Data Science Level 3

Advanced Python 2

This class builds on the introductory Python class. Jupyter Notebook advanced use and customisation is covered as well as configuring multiple environments and kernels. The Numpy package is introduced for working with arrays and matrices and a deeper coverage of Pandas data analysis and manipulation methods is provided including working with time series data. Data exploration and advanced visualisations are taught using the Plotly and Seaborne libraries.

Advanced R 2

This course goes deeper into the tidyverse family of packages, with a focus on advanced data handling, as well as advanced data structures such as list columns in tibbles, and their application to model management. Another key topic is advanced functional programming with the purrr package, and advanced use of the pipe operator. Optional topics may include dplyr on databases, and use of rmarkdown and Rstudio notebooks.

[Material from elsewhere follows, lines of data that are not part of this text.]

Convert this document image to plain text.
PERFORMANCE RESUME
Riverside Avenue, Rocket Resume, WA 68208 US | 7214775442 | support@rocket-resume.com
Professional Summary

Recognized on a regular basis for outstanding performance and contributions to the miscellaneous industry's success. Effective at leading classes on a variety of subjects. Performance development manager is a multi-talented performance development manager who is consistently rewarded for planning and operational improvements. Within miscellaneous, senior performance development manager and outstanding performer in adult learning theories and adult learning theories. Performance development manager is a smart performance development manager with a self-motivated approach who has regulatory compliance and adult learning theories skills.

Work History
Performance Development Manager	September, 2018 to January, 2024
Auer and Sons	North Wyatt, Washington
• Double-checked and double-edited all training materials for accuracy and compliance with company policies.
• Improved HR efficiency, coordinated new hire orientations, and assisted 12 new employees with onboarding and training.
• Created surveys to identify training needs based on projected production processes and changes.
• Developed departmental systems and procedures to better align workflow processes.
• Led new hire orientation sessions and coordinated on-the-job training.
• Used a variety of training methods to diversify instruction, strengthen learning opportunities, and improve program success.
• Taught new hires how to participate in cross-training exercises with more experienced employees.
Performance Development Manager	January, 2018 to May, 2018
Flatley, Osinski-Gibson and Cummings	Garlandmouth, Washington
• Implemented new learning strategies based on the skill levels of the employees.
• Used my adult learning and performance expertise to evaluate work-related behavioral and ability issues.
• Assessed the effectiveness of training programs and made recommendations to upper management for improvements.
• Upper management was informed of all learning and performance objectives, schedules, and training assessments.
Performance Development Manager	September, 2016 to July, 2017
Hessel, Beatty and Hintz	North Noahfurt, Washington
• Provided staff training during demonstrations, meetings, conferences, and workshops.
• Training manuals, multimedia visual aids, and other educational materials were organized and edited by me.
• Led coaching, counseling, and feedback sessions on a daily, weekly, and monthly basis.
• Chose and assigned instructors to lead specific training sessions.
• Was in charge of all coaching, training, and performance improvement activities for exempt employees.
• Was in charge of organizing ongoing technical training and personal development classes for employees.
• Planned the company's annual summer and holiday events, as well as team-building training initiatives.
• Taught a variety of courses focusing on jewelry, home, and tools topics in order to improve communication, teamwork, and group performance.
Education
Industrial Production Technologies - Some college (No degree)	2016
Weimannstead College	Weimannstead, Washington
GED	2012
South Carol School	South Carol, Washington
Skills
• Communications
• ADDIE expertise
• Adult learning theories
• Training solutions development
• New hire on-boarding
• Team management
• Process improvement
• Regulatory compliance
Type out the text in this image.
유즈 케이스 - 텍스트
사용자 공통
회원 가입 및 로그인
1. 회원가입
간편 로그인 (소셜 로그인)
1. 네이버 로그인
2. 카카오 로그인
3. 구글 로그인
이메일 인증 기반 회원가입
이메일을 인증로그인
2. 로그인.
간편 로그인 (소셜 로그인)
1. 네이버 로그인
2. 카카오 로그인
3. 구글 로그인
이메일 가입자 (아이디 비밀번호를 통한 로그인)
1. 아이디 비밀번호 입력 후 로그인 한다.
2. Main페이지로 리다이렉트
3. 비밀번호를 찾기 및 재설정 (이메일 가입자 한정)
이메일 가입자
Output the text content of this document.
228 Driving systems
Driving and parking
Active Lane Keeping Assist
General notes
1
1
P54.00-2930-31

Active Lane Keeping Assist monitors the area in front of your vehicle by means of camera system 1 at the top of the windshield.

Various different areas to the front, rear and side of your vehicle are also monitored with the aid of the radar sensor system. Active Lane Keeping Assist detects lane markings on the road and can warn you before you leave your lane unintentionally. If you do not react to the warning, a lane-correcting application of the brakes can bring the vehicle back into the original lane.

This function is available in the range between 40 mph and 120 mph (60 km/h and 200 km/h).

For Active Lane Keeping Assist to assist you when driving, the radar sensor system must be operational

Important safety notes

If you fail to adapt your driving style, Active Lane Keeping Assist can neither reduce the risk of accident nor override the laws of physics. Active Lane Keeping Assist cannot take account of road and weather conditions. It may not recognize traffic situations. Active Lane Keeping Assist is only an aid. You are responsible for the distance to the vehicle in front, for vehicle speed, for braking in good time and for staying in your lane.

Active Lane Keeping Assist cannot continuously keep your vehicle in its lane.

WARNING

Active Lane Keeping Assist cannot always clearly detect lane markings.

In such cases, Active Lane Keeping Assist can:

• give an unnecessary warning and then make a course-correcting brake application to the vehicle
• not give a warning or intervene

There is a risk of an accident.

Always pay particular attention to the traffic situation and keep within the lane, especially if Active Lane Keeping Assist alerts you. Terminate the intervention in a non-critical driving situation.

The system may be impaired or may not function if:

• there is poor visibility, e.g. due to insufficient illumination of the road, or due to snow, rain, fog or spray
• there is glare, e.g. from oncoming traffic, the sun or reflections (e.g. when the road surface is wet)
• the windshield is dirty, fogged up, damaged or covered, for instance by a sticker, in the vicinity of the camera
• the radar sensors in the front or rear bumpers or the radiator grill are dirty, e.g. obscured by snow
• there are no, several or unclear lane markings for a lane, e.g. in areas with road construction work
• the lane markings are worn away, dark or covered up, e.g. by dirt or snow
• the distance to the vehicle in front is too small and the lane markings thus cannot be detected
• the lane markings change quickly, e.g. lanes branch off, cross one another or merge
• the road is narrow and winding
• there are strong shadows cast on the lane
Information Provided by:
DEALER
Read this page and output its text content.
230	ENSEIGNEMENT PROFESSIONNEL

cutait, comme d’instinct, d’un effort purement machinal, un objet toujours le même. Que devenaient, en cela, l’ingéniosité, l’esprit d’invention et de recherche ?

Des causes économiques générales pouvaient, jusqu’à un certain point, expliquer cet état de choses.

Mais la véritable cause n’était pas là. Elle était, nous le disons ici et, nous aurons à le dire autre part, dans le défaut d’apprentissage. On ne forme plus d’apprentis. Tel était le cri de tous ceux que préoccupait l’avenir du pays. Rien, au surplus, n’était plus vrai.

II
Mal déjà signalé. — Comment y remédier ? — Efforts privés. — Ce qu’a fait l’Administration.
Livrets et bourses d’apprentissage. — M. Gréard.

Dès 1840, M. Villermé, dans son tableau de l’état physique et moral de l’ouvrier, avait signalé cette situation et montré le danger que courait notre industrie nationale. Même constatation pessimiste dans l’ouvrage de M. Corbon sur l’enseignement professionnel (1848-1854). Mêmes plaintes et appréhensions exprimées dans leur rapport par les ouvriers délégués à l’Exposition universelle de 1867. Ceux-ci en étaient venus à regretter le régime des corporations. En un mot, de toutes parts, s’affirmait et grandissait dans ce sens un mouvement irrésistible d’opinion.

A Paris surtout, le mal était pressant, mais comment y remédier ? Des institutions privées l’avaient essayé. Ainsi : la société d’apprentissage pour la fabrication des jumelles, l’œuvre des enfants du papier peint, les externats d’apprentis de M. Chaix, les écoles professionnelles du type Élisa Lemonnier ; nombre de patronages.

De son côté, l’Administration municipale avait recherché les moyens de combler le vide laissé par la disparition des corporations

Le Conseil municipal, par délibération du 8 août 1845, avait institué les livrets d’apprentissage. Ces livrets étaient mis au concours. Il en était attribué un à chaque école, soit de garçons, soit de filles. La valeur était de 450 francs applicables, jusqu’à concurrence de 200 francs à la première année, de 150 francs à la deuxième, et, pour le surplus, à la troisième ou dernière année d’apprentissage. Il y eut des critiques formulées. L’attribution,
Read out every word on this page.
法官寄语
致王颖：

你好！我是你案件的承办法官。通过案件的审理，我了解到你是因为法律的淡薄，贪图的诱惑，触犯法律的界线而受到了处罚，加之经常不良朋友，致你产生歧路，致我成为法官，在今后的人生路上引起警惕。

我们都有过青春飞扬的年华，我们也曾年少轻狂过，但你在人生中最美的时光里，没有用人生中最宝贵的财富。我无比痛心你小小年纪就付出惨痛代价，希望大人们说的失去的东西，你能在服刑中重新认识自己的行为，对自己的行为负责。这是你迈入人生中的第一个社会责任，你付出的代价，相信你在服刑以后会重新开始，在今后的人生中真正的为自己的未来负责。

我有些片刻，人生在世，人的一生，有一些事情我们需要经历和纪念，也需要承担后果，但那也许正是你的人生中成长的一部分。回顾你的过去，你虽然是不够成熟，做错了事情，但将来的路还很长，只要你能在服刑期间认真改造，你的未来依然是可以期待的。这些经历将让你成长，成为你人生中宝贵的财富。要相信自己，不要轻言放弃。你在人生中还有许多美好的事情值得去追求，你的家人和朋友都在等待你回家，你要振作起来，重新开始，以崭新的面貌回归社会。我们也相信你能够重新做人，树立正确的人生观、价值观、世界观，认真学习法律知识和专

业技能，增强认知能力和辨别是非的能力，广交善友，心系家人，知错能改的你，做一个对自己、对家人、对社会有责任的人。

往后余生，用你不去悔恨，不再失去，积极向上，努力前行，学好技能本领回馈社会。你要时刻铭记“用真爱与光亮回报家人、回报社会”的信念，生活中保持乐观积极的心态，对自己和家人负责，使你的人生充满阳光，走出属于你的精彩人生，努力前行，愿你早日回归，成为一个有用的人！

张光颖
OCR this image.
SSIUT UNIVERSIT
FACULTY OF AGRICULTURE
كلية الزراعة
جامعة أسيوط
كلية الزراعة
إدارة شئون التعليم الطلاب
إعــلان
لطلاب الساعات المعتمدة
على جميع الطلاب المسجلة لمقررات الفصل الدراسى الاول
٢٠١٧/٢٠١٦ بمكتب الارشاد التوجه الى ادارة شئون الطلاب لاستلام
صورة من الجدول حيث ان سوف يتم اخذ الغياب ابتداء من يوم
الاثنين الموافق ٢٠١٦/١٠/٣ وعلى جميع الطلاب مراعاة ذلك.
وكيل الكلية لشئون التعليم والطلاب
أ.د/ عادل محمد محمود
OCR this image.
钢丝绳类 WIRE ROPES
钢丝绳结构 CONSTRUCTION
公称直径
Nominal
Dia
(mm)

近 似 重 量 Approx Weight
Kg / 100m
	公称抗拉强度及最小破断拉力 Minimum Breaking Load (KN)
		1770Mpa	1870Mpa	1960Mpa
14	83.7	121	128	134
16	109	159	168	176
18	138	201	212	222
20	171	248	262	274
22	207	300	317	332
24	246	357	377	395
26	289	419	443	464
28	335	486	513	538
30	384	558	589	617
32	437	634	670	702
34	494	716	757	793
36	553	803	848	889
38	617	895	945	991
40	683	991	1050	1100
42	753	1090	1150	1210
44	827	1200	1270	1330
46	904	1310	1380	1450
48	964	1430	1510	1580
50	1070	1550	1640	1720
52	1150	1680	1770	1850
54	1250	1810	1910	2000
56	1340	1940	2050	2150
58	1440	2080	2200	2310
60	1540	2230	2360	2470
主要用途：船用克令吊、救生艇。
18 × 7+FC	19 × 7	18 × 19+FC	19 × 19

Advanced Fraud and Anomaly Detection

The detection of anomalies is one of the most eclectic and difficult activities in data analysis. This course builds on the basics introduced in the earlier course, and provides more advanced methods including supervised and unsupervised learning, advanced use of Benford’s Law, and more on statistical anomaly detection. Optional topics may include anomalies in time series, deception in text and the use of social network analysis to detect fraud and other undesirable behaviours.

Advanced Deep Learning

This course provides a more rigorous, mathematically based view of modern neural networks, their training, applications, strengths and weaknesses, focusing on key architectures such as convolutional nets for image processing and recurrent nets for text and time series. This course will also include use of dedicated hardware such as GPUs and multiple computing nodes on the cloud. There will also be an overview of the most common available platforms for neural computation. Some topics touched in the introduction will be revisited in more thorough detail. Optional advanced topics may include Generative Adversarial Networks, Reinforcement Learning, Transfer Learning and probabilistic neural networks.

Real-Time Analytics Development and Deployment

Real-time analytics is rapidly changing the landscape for deployment of decision support capability. The challenges of supporting extreme service levels in the areas of performance, availability, and data freshness demand new methods for data warehouse construction. Particular attention is paid to architectural topologies for successful implementation and the role of frameworks for Microservices deployment. In this workshop we will discuss evolution of data warehousing technology and new methods for meeting the associated service levels with each stage of evolution.